Дауд медленно повернулся сначала к княгине, затем снова обратил взгляд на Милоша. Взор Дауда, как каменная плита, ложился на плечи юноши, заставляя его сгибаться все ниже и ниже.

– Что за вздор несет это чучело? – взревел Тамерлан. – Отойди немедленно, или я убью тебя! Я не пожалею об этом!

– Отец, не надо, – прекрасный звенящий голос юноши дрожал, как весенняя капель. – Это и правда я заказал похищение молодой княжны.

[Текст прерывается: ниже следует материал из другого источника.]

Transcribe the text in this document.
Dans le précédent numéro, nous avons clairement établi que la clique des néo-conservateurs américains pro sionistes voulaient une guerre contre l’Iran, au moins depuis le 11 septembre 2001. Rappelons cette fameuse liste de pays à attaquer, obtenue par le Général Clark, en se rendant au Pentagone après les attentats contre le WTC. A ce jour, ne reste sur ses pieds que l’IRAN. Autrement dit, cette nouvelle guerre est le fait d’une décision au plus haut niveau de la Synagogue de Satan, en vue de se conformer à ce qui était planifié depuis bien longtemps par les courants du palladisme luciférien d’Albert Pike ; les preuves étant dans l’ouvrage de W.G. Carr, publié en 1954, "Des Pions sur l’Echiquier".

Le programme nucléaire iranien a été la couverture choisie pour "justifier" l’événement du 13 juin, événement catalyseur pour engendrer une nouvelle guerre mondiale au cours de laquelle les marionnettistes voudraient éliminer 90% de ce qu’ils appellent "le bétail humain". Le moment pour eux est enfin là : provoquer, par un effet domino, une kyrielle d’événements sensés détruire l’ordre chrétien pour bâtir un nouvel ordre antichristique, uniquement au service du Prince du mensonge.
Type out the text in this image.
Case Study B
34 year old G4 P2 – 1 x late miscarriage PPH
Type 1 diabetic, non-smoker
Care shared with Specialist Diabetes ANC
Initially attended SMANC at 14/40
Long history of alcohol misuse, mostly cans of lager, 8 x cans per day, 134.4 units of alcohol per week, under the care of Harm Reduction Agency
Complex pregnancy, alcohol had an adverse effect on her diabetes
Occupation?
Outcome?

– Что ты такое говоришь? – Тамерлан тут же вернул меч в ножны, схватил сына за плечи и тряхнул. От этой встряски по розовым щекам прокатились крупные слезы. – Какое похищение? Ты бредишь!

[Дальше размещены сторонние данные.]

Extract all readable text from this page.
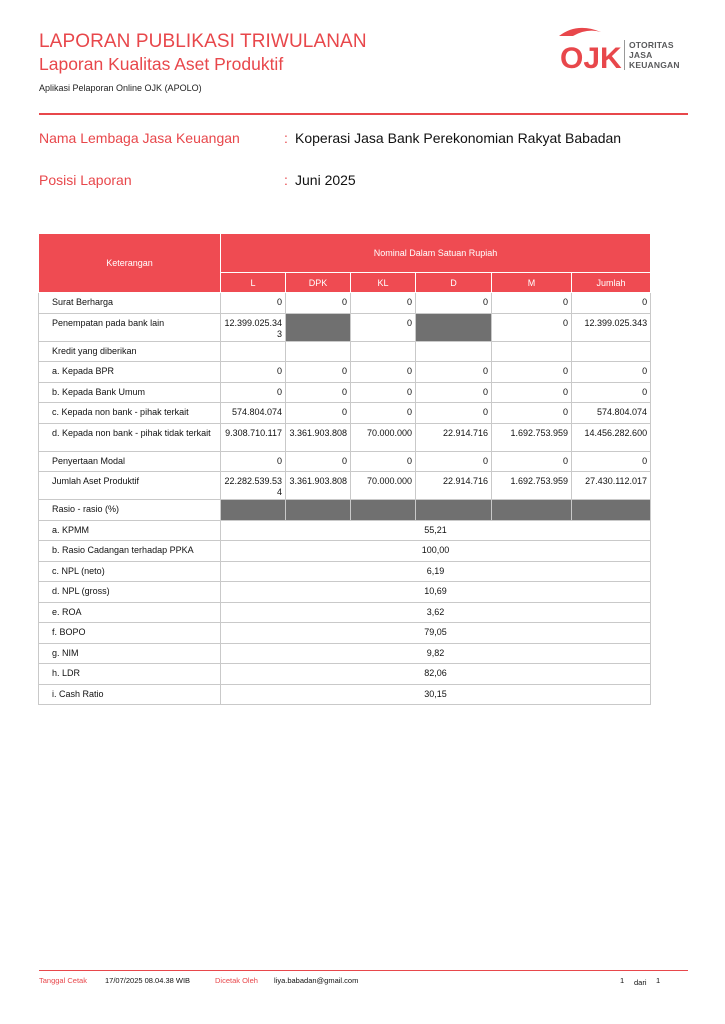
LAPORAN PUBLIKASI TRIWULANAN
Laporan Kualitas Aset Produktif
Aplikasi Pelaporan Online OJK (APOLO)
OJK OTORITAS
JASA
KEUANGAN
Nama Lembaga Jasa Keuangan	: Koperasi Jasa Bank Perekonomian Rakyat Babadan
Posisi Laporan	: Juni 2025
Keterangan	Nominal Dalam Satuan Rupiah					
	L	DPK	KL	D	M	Jumlah
Surat Berharga	0	0	0	0	0	0
Penempatan pada bank lain	12.399.025.343		0		0	12.399.025.343
Kredit yang diberikan						
a. Kepada BPR	0	0	0	0	0	0
b. Kepada Bank Umum	0	0	0	0	0	0
c. Kepada non bank - pihak terkait	574.804.074	0	0	0	0	574.804.074
d. Kepada non bank - pihak tidak terkait	9.308.710.117	3.361.903.808	70.000.000	22.914.716	1.692.753.959	14.456.282.600
Penyertaan Modal	0	0	0	0	0	0
Jumlah Aset Produktif	22.282.539.534	3.361.903.808	70.000.000	22.914.716	1.692.753.959	27.430.112.017
Rasio - rasio (%)						
a. KPMM	55,21					
b. Rasio Cadangan terhadap PPKA	100,00					
c. NPL (neto)	6,19					
d. NPL (gross)	10,69					
e. ROA	3,62					
f. BOPO	79,05					
g. NIM	9,82					
h. LDR	82,06					
i. Cash Ratio	30,15					
Tanggal Cetak 17/07/2025 08.04.38 WIB	Dicetak Oleh liya.babadan@gmail.com	1 dari 1
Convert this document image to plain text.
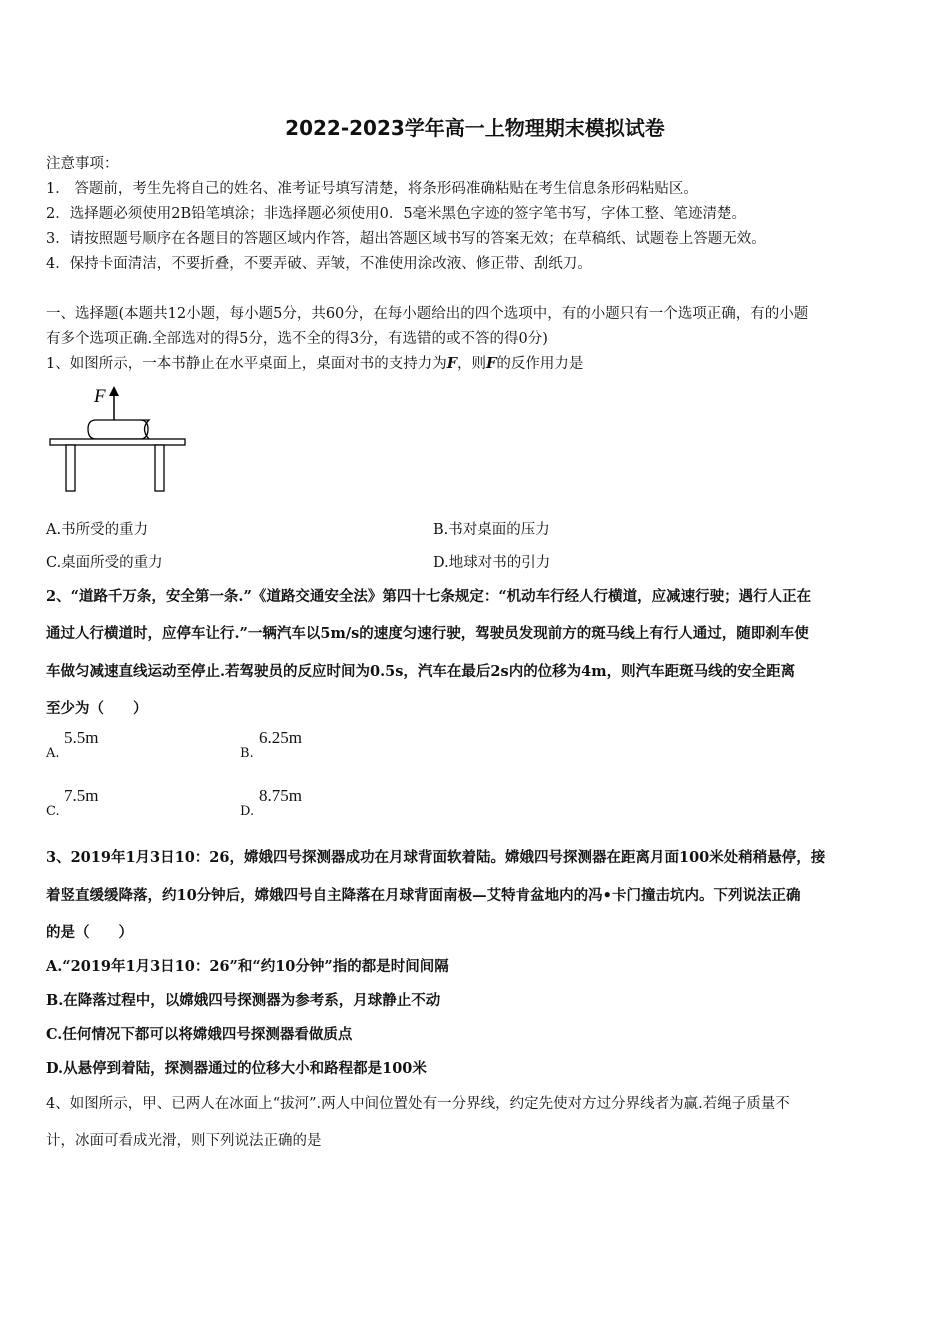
2022-2023学年高一上物理期末模拟试卷
注意事项：
1． 答题前，考生先将自己的姓名、准考证号填写清楚，将条形码准确粘贴在考生信息条形码粘贴区。
2．选择题必须使用2B铅笔填涂；非选择题必须使用0．5毫米黑色字迹的签字笔书写，字体工整、笔迹清楚。
3．请按照题号顺序在各题目的答题区域内作答，超出答题区域书写的答案无效；在草稿纸、试题卷上答题无效。
4．保持卡面清洁，不要折叠，不要弄破、弄皱，不准使用涂改液、修正带、刮纸刀。
一、选择题(本题共12小题，每小题5分，共60分，在每小题给出的四个选项中，有的小题只有一个选项正确，有的小题
有多个选项正确.全部选对的得5分，选不全的得3分，有选错的或不答的得0分)
1、如图所示，一本书静止在水平桌面上，桌面对书的支持力为F，则F的反作用力是
F
A.书所受的重力	B.书对桌面的压力
C.桌面所受的重力	D.地球对书的引力
2、“道路千万条，安全第一条.”《道路交通安全法》第四十七条规定：“机动车行经人行横道，应减速行驶；遇行人正在
通过人行横道时，应停车让行.”一辆汽车以5m/s的速度匀速行驶，驾驶员发现前方的斑马线上有行人通过，随即刹车使
车做匀减速直线运动至停止.若驾驶员的反应时间为0.5s，汽车在最后2s内的位移为4m，则汽车距斑马线的安全距离
至少为（　　）
A.
5.5m
B.
6.25m
C.
7.5m
D.
8.75m
3、2019年1月3日10：26，嫦娥四号探测器成功在月球背面软着陆。嫦娥四号探测器在距离月面100米处稍稍悬停，接
着竖直缓缓降落，约10分钟后，嫦娥四号自主降落在月球背面南极—艾特肯盆地内的冯•卡门撞击坑内。下列说法正确
的是（　　）
A.“2019年1月3日10：26”和“约10分钟”指的都是时间间隔
B.在降落过程中，以嫦娥四号探测器为参考系，月球静止不动
C.任何情况下都可以将嫦娥四号探测器看做质点
D.从悬停到着陆，探测器通过的位移大小和路程都是100米
4、如图所示，甲、已两人在冰面上“拔河”.两人中间位置处有一分界线，约定先使对方过分界线者为赢.若绳子质量不
计，冰面可看成光滑，则下列说法正确的是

– Папа, мы нищие! – Милош стряхнул руки отца со своих плеч, они безжизненно повисли, словно никогда не были сильными и крепкими. – Мы по уши в долгах, и ты сам говорил, что скоро придется продавать поместье и переезжать в пригород. А за эту девчонку… – Милош указал пальцем на Мару. Она вжала голову в плечи, хотя почти не питала страха – ведь здесь находился Дауд. – За эту девчонку дают такую сумму, что нам бы хватило на безбедную жизнь! Я не мыслил ничего дурного, клянусь, только приплатил паре работяг за грязную работу… уже нашелся покупатель из Речной крепости, им как раз нужно облагородить земли, а девочка умеет…

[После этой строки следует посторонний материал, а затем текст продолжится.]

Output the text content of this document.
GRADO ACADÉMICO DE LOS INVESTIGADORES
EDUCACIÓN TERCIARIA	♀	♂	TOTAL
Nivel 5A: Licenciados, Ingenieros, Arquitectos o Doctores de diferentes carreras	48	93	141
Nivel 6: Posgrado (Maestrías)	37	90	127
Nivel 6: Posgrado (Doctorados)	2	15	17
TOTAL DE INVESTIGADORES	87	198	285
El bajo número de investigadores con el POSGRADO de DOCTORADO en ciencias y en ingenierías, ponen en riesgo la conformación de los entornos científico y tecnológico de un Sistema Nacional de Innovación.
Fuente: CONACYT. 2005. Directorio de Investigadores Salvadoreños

Тамерлан размашисто ударил Милоша по щеке. Рука у мужчины действительно тяжела: колени юноши подкосились, и он упал на бедро. Низко склонив голову, он окончательно разрыдался.

– Ты не понимаешь?! – звенящий голос превратился в крик. – Это бы все исправило! Нам не пришлось бы никуда переезжать, мы бы смогли снова нормально питаться, наняли бы нормальную прислугу, а брат смог бы получить образование у лучших учителей.

– Нет, это ты не понимаешь! – рявкнул в ответ Тамерлан. Он взял сына за волосы, блестящие локоны водопадом прокатились по пальцам отца. Милош вскрикнул, когда отец поднял его на ноги, ухватился за отцовское запястье своими худыми пальцами, но даже не попытался разорвать хватку. – Честь важнее выгоды. Ты совершил преступление, сын. Мы были друзьями короны, а теперь…

– Вы остаетесь друзьями короны, Тамерлан, – на лице княгини, кажется, проскользнула тонкая улыбка. – Мы накажем вашего нерадивого сына, но… Если у вас такое бедственное положение, вы могли бы попросить у нас помощи. Не стоило нищенствовать.

Тамерлан разжал пальцы, и Милош вновь упал на пол. Его руки и ноги дрожали, а в ладони отца остались пряди его волос.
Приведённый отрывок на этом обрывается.